If she’d been properly equipped, if she’d been not seduced by the novelty of the stupid phone in her pocket, if she’d had an honest watch, she’d have swindled the coroner out of a fine score, she’d have dined out on the tale of that hill walk for four decades,
What a waste!
I am unable to articulate the extent to which, nearly one and a half decades on, I am still angry that my friend died. What a waste of a life.
What a stupid waste of a fine life.
Does She Know?
On the matter of the scheme of which you’ve provided a precis, does your daughter know? You are in effect selling an £800,000 property and handing the cheque from the sale to your boy Jeff. If your family can survive the bomb you are planting and priming, then your daughter is a far better person than I am.

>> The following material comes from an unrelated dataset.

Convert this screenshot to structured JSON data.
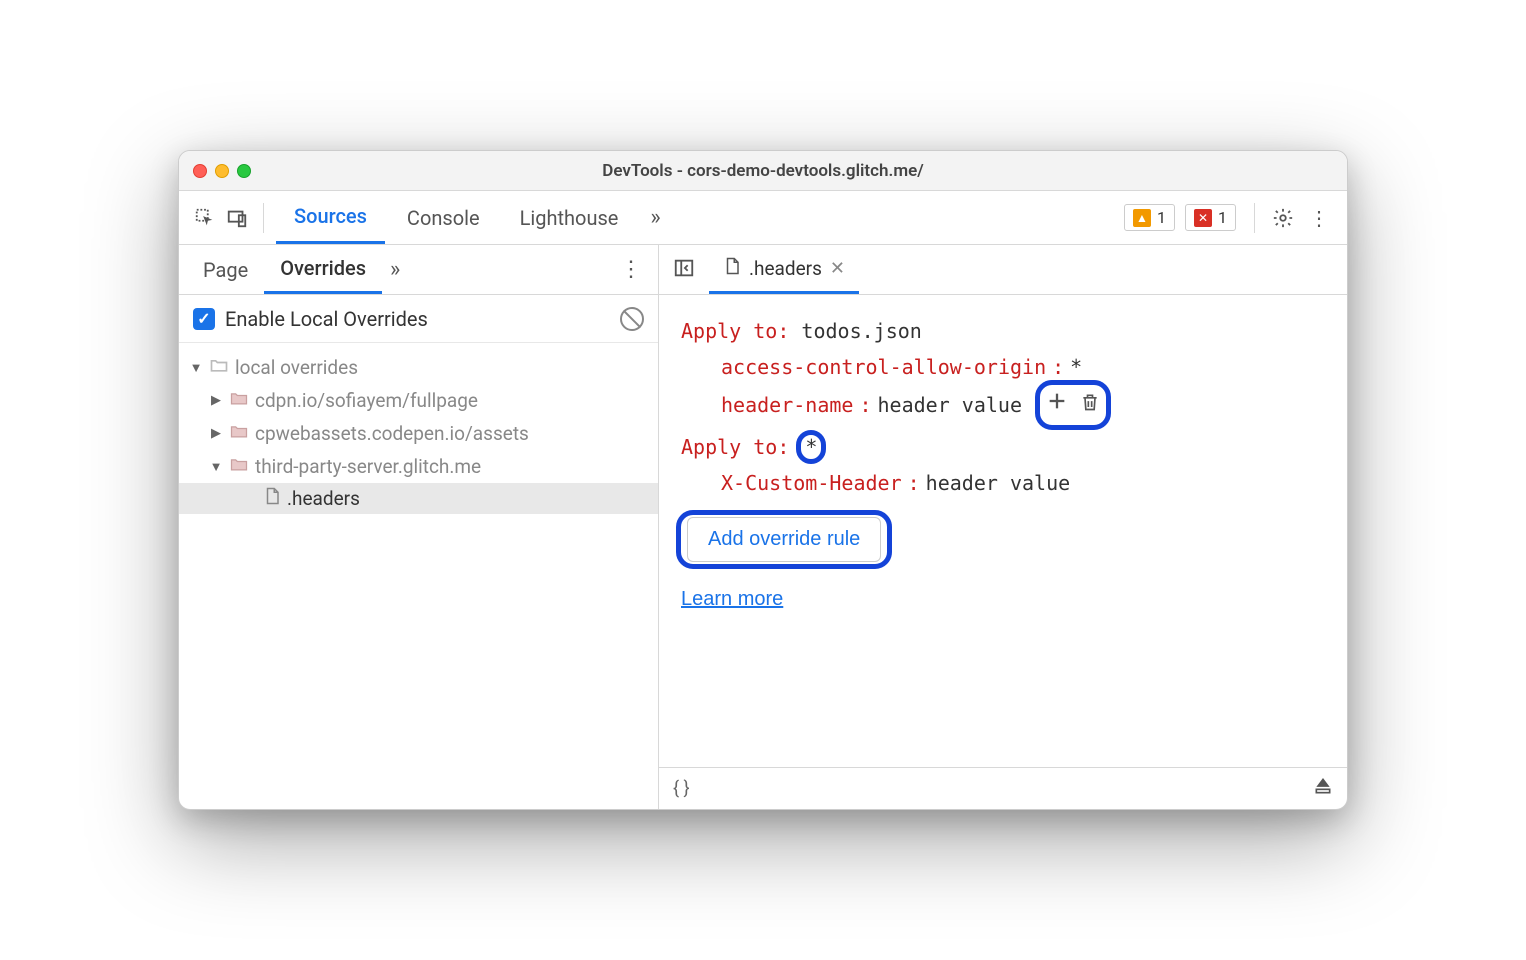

Also, this business of him bunging his sister five hundred pounds a month, by my abacus, (imagining zero inflation, granted, a feat of imagination that appears fantastic and unreasonable just now), it would take one hundred and thirty-three and a third years for them to get even.
Of course, both your children would then live longer than Methuselah and to top it all, your daughter would need the superior style of patience that would make Job appear as incapable of delayed gratification as a nine-year-old who in September browbeat his stepdad into promising him a PlayStation for Christmas.
A Three Legged Stool
Emergency, it’s like beauty, it’s in the eye of the beholder. It only takes one ‘emergency’ for Jeff to miss a sole £500 payment and that arrangement, which at best had the rigidity of a three-legged stool, would collapse. You must pardon the harshness of my expression, but I know how your sister feels. She must be vexed at the plan. Just like all these years on I’m still annoyed at Jancis for throwing her life away.
Primary School Arithmetic
There is some primary school maths required here.
Write a cheque for £800,000 in favour of your young lady.
If this is beyond you, rather than give the house to your son, sell the £800,000 building to him for half its value. Turn over the £400,000 he gives you to his sister. Because you only got £400,000 for an £800,000 house, the remainder would be a gift.
If you survived the gift by seven years, the sums would have fallen out of your estates, thus there’ll be no IHT due.
Are Your Kin Immortal?
Here comes the fancy footwork.
The act of giving assets to beneficiaries outright is so crude as to merit censorship. Making gifts to individuals absolutely both in wills and in life is childish, as it presupposes the recipients are immortal.
Inheritance planning is at bottom an act of maturity founded on the acceptance of mortality. By giving away assets, you’re merely swelling the estate of the recipient by the amount of the gift, rather than solving the problem, you’re merely compounding it and transferring it to someone else.
By giving away assets absolutely, you’re merely swelling the recipients’ estates, and as they are mortal, when they perish, inheritance tax would come due.
Why not solve the problem once and for ever?
Put the gift to both your children into non-settlor interested trusts of which they would be beneficiaries. They would enjoy unhindered the use of the assets, and more to the point, you’ll be solving several problems of which inheritance tax was one.
I know how your sister feels. I’ll never not be annoyed with my friend Jancis. While there’s merit to the scheme overall, the manner in which you’ve laid it out, to paraphrase a statesman whose name has long since deserted me, is more than a crime, it’s a mistake.